Transmis au Conseil national, le projet de loi fut également vivement discuté. Après avoir rejeté, lors de l'entrée en matière, des propositions de renvoi Friderici (pl, VD) et de l'ex-automobiliste Scherrer (pdl, BE), les conseillers nationaux portèrent eux aussi leur attention sur le montant de la taxe. A ce sujet, pas moins de six propositions furent soumises à l'approbation des députés. Outre la fourchette décidée par la chambre des cantons et celle chère au gouvernement - soutenues respectivement par le groupe radical et une majorité de la CTT -, la grande chambre eut notamment à examiner une proposition Giezendanner (udc, AG) prévoyant de plafonner la taxe à 1,3 centime. Selon le député argovien, appuyé par son propre groupe ainsi que par les représentants des partis libéral et de la liberté, les montants prônés par le Conseil des Etats ne pouvaient que conduire à un renchérissement inacceptable pour le consommateur et pénaliser les régions périphériques et montagneuses. A l'autre extrême figuraient les propositions socialistes et écologistes préconisant des fourchettes allant jusqu'à 4, voire 6 centimes.

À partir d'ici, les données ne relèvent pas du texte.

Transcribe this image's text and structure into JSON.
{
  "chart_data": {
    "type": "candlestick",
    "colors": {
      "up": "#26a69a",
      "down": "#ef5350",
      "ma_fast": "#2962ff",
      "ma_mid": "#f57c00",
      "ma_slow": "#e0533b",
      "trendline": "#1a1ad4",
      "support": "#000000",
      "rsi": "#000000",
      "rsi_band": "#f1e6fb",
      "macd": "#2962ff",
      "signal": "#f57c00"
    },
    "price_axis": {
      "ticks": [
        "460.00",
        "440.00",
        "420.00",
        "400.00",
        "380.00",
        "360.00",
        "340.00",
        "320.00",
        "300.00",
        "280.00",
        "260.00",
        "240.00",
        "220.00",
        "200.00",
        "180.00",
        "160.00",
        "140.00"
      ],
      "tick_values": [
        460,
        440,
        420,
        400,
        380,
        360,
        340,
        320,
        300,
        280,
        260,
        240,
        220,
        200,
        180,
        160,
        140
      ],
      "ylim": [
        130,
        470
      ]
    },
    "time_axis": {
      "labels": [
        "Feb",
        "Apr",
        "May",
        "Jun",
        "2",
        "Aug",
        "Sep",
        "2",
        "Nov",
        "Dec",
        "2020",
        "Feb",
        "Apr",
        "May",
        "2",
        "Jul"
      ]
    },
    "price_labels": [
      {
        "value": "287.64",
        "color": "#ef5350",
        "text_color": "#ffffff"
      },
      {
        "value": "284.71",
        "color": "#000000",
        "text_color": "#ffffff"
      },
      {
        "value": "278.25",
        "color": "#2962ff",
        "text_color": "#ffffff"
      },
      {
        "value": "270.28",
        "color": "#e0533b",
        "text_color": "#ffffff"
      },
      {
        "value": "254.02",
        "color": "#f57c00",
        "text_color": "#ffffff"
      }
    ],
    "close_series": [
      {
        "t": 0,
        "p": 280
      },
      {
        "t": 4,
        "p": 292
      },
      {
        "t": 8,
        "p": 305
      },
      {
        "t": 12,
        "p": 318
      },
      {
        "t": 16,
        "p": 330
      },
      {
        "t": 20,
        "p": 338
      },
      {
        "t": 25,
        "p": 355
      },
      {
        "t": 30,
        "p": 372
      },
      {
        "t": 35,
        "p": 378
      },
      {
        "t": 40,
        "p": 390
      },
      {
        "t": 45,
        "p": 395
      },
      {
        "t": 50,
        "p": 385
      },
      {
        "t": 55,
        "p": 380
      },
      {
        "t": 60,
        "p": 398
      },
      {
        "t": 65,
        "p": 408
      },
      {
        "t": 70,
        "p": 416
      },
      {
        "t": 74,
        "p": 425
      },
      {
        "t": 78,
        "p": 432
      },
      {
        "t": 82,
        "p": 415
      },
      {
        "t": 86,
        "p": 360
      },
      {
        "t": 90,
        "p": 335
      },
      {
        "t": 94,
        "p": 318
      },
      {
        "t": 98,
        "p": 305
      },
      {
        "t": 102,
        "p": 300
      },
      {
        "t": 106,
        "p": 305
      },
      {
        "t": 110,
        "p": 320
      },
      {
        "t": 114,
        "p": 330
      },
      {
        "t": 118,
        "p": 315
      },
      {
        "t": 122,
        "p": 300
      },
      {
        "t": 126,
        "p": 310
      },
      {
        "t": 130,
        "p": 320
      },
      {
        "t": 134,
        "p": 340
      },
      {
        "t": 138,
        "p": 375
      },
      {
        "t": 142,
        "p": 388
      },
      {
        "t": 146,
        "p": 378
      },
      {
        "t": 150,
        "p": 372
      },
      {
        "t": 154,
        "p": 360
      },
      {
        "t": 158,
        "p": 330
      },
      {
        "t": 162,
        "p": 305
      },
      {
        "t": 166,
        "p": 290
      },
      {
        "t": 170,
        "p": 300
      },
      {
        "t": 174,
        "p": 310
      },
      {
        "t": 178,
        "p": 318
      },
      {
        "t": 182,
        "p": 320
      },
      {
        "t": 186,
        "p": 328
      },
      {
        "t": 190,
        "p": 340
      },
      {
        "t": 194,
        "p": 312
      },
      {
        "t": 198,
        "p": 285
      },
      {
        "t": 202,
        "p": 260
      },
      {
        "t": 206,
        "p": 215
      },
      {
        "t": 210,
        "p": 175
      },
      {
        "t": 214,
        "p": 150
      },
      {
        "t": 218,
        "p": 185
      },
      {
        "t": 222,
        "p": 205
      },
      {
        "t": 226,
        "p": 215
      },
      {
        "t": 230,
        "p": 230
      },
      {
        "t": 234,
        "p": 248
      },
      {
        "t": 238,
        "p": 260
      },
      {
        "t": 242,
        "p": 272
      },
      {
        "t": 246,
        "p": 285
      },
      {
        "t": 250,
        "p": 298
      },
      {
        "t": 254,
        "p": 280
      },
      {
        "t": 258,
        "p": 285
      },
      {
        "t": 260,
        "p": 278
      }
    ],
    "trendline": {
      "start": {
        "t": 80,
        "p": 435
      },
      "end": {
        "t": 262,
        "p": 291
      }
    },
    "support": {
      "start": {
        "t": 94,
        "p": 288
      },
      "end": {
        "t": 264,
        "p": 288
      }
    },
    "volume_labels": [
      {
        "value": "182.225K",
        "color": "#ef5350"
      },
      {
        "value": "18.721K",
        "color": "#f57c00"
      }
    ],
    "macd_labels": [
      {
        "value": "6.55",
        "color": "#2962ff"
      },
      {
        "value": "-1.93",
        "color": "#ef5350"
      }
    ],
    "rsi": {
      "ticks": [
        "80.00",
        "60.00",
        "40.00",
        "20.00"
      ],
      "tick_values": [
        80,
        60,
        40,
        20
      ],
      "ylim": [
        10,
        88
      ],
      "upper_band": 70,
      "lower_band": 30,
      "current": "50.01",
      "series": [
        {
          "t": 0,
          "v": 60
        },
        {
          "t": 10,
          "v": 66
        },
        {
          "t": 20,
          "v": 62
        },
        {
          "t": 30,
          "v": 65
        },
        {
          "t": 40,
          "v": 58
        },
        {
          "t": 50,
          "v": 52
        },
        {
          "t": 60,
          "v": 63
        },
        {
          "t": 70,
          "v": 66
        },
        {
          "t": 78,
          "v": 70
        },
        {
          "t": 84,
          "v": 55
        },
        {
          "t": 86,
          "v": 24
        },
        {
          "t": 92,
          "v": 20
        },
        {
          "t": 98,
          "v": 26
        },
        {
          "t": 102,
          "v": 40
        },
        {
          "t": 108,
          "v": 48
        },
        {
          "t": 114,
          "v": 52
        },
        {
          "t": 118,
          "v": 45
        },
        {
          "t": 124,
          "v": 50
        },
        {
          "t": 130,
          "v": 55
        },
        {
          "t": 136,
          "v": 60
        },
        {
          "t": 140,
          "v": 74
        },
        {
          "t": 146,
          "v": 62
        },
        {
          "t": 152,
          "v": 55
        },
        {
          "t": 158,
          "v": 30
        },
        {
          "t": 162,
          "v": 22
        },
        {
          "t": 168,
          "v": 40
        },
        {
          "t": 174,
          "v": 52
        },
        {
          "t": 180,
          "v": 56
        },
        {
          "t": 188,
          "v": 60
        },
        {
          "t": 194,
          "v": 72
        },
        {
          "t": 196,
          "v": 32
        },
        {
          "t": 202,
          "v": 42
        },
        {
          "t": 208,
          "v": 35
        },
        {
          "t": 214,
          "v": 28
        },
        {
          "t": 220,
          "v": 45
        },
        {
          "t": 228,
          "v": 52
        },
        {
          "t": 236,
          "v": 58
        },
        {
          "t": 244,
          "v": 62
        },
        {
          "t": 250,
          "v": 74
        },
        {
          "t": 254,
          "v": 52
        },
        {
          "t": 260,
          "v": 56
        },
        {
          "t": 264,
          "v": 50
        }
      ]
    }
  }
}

Renvoyant dos à dos les propositions les plus extrémistes, mais écartant également les fourchettes plus modérées, les conseillers nationaux ont finalement opté pour une solution, suggérée par le radical Bezzola (GR), prévoyant des montants différenciés selon le tonnage: si, pour un 28 tonnes, la redevance sera comprise entre 0,6 et 2,5 centimes, elle sera de 3 centimes pour un 40 tonnes. Selon la majorité de la chambre du peuple, cette solution avait l'avantage de distinguer entre trafic indigène et de transit, le premier étant constitué principalement de camions de 28 tonnes et le second de 40 tonnes. Ceci permettait en conséquence de favoriser le transfert de la route au rail du trafic de transit tout en ne pénalisant pas trop lourdement le transport routier interne, ce qui contribuerait vraisemblablement à un résultat positif en cas de votation populaire. Interpellé par certains parlementaires bourgeois estimant que la solution adoptée serait refusée par l'UE parce que discriminatoire à l'égard des camions européens, le chef du DFTCE, qui ne s'était pourtant pas opposé à la proposition Bezzola, s'est déclaré lui aussi sceptique sur l'eurocompatibilité de la solution adoptée.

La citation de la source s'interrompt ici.